What is the surgeon’s experience?
Ask about the surgeon’s education and training specific to cosmetic surgery and the procedure which you are considering. How many procedures of this kind has the doctor done and how often does he or she perform them? Remember, surgeons who dedicate 100% of their practice to head and neck usually have more experience and training in that one area compared to other surgeons who perform surgery on other areas of the body.
Who will be performing the surgery?
Some surgeons employ others to perform certain aspects of cosmetic surgery, such as Botox or dermal fillers. Dr. Johnson performs 100% of all procedures in his office.
Ask for referrals from friends.
Keep in mind that surgeons specialize in different areas of cosmetic surgery and most are not experts in every area. The surgeon who did a fantastic facelift on a friend may not be the most experienced to perform breast augmentation or rhinoplasty.

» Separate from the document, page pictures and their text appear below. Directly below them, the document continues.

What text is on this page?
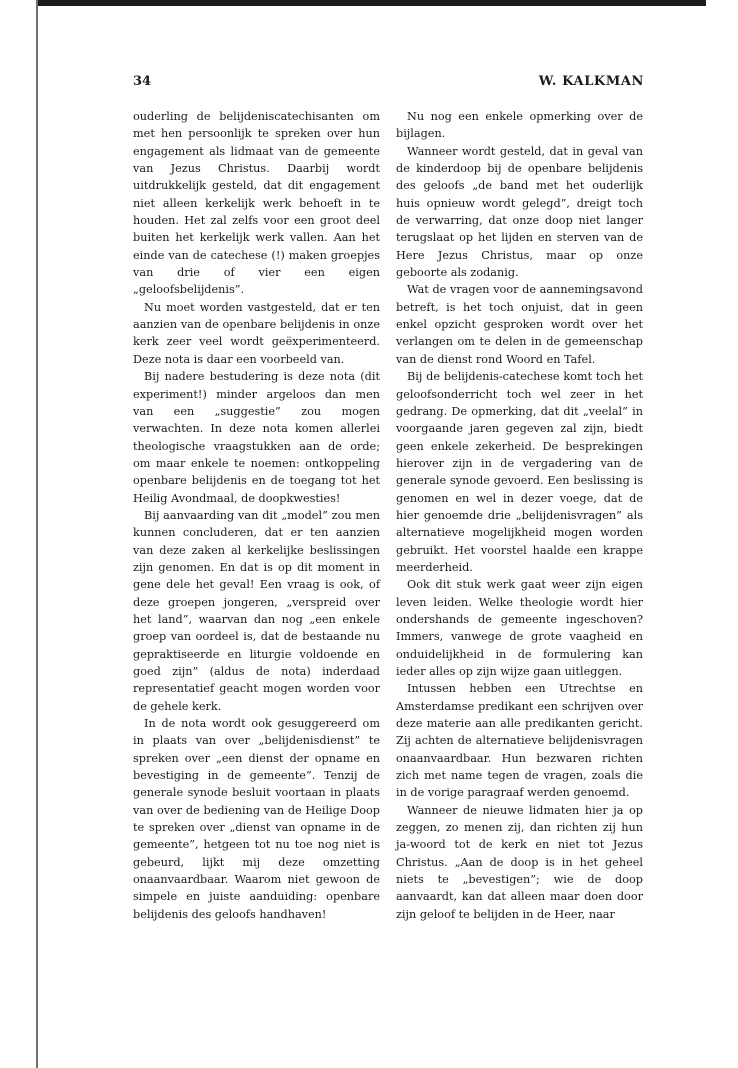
34	W. KALKMAN

ouderling de belijdeniscatechisanten om met hen persoonlijk te spreken over hun engagement als lidmaat van de gemeente van Jezus Christus. Daarbij wordt uitdrukkelijk gesteld, dat dit engagement niet alleen kerkelijk werk behoeft in te houden. Het zal zelfs voor een groot deel buiten het kerkelijk werk vallen. Aan het einde van de catechese (!) maken groepjes van drie of vier een eigen „geloofsbelijdenis”.

Nu moet worden vastgesteld, dat er ten aanzien van de openbare belijdenis in onze kerk zeer veel wordt geëxperimenteerd. Deze nota is daar een voorbeeld van.

Bij nadere bestudering is deze nota (dit experiment!) minder argeloos dan men van een „suggestie” zou mogen verwachten. In deze nota komen allerlei theologische vraagstukken aan de orde; om maar enkele te noemen: ontkoppeling openbare belijdenis en de toegang tot het Heilig Avondmaal, de doopkwesties!

Bij aanvaarding van dit „model” zou men kunnen concluderen, dat er ten aanzien van deze zaken al kerkelijke beslissingen zijn genomen. En dat is op dit moment in gene dele het geval! Een vraag is ook, of deze groepen jongeren, „verspreid over het land”, waarvan dan nog „een enkele groep van oordeel is, dat de bestaande nu gepraktiseerde en liturgie voldoende en goed zijn” (aldus de nota) inderdaad representatief geacht mogen worden voor de gehele kerk.

In de nota wordt ook gesuggereerd om in plaats van over „belijdenisdienst” te spreken over „een dienst der opname en bevestiging in de gemeente”. Tenzij de generale synode besluit voortaan in plaats van over de bediening van de Heilige Doop te spreken over „dienst van opname in de gemeente”, hetgeen tot nu toe nog niet is gebeurd, lijkt mij deze omzetting onaanvaardbaar. Waarom niet gewoon de simpele en juiste aanduiding: openbare belijdenis des geloofs handhaven!

Nu nog een enkele opmerking over de bijlagen.

Wanneer wordt gesteld, dat in geval van de kinderdoop bij de openbare belijdenis des geloofs „de band met het ouderlijk huis opnieuw wordt gelegd”, dreigt toch de verwarring, dat onze doop niet langer terugslaat op het lijden en sterven van de Here Jezus Christus, maar op onze geboorte als zodanig.

Wat de vragen voor de aannemingsavond betreft, is het toch onjuist, dat in geen enkel opzicht gesproken wordt over het verlangen om te delen in de gemeenschap van de dienst rond Woord en Tafel.

Bij de belijdenis-catechese komt toch het geloofsonderricht toch wel zeer in het gedrang. De opmerking, dat dit „veelal” in voorgaande jaren gegeven zal zijn, biedt geen enkele zekerheid. De besprekingen hierover zijn in de vergadering van de generale synode gevoerd. Een beslissing is genomen en wel in dezer voege, dat de hier genoemde drie „belijdenisvragen” als alternatieve mogelijkheid mogen worden gebruikt. Het voorstel haalde een krappe meerderheid.

Ook dit stuk werk gaat weer zijn eigen leven leiden. Welke theologie wordt hier ondershands de gemeente ingeschoven? Immers, vanwege de grote vaagheid en onduidelijkheid in de formulering kan ieder alles op zijn wijze gaan uitleggen.

Intussen hebben een Utrechtse en Amsterdamse predikant een schrijven over deze materie aan alle predikanten gericht. Zij achten de alternatieve belijdenisvragen onaanvaardbaar. Hun bezwaren richten zich met name tegen de vragen, zoals die in de vorige paragraaf werden genoemd.

Wanneer de nieuwe lidmaten hier ja op zeggen, zo menen zij, dan richten zij hun ja-woord tot de kerk en niet tot Jezus Christus. „Aan de doop is in het geheel niets te „bevestigen”; wie de doop aanvaardt, kan dat alleen maar doen door zijn geloof te belijden in de Heer, naar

Photos can give you some indication of a surgeon’s ability, although you must realize that they cannot guarantee the result you will achieve. Each patient is different and the surgeon can help determine what kind of results you should expect.
Look at your options.
Don’t be afraid to consult with more than one cosmetic surgeon to discuss your desired outcome. There may be more than one technique available with varying risks, benefits, recovery time and results.

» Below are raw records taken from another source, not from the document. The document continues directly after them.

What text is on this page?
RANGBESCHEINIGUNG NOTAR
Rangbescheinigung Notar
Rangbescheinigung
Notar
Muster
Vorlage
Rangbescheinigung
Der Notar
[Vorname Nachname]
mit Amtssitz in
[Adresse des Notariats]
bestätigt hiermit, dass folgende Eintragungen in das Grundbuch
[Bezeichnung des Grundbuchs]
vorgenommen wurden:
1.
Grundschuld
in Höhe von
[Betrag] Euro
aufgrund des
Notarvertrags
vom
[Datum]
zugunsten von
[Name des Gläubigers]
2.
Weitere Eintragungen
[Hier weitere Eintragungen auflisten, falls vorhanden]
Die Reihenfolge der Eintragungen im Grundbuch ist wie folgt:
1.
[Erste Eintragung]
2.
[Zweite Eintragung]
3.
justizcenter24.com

Ask where your surgery will be performed.
Cosmetic surgery is performed in various facilities such as hospitals, surgical centers and office settings. An accredited surgical facility must meet certain minimum standards to obtain and maintain its accreditation. Facilities may be accredited by the Accreditation Association of Ambulatory Healthcare (AAAHC) or the Joint Commission on Accreditation of Healthcare Organizations (JCAHO).
Make sure you are comfortable.
Be comfortable with the personal rapport between you and your surgeon. In addition, you should feel at ease with the staff, as much of your communication will be with them. You should always feel that your concerns are being addressed. Do not be satisfied with an incomplete answer from anyone. Keep in mind that in many large surgical facilities, patients are not seen by the surgeon until the day of surgery. In that case you might feel more like a number than a patient in an office dedicated solely to you.
Can your surgeon be reached for questions before and after the surgery?
At Advanced Faces, you will be given Dr. Johnson’s personal cell phone to be reached after your surgery at any time during the day or night. Before the surgery, he is available for phone consults or reevaluation to answer any questions. This is a big commitment for the patient and he/she needs to know that Dr. Johnson is as equally committed to him or her.
Beware of Surgeons that are highly critical.
Please be cautious of surgeons who are critical of other surgeons. This is usually a sign of insecurity or financial motivation.
What “red-flags” should I look for?
- A doctor who is impatient and rushes you to make a decision on your surgery
- An environment that is unsterile
- A doctor who is willing to combine several major surgeries into one operation. While this may save on anesthesia and surgical facility fees, safety must be the primary concern. Not only is surgery traumatic on your body, but the surgeon and staff tire out as well. Discuss the timing of surgery with your physician and inquire about the safest method of achieving your desired results.
- A doctor that refuses to answer questions or provide you with requested information.
In summary, it is important for a cosmetic surgery patient to seek out a surgeon and office that the patient feels most comfortable and relaxed during and after the initial consultation. The patient should ask for and review pictures of previous patients. This is the best source for you to know the expected outcome of a surgery. A patient should seek out multiple opinions and make an educated decision based on experience, education, board status, photographic evidence and comfort level, not solely on the specialty.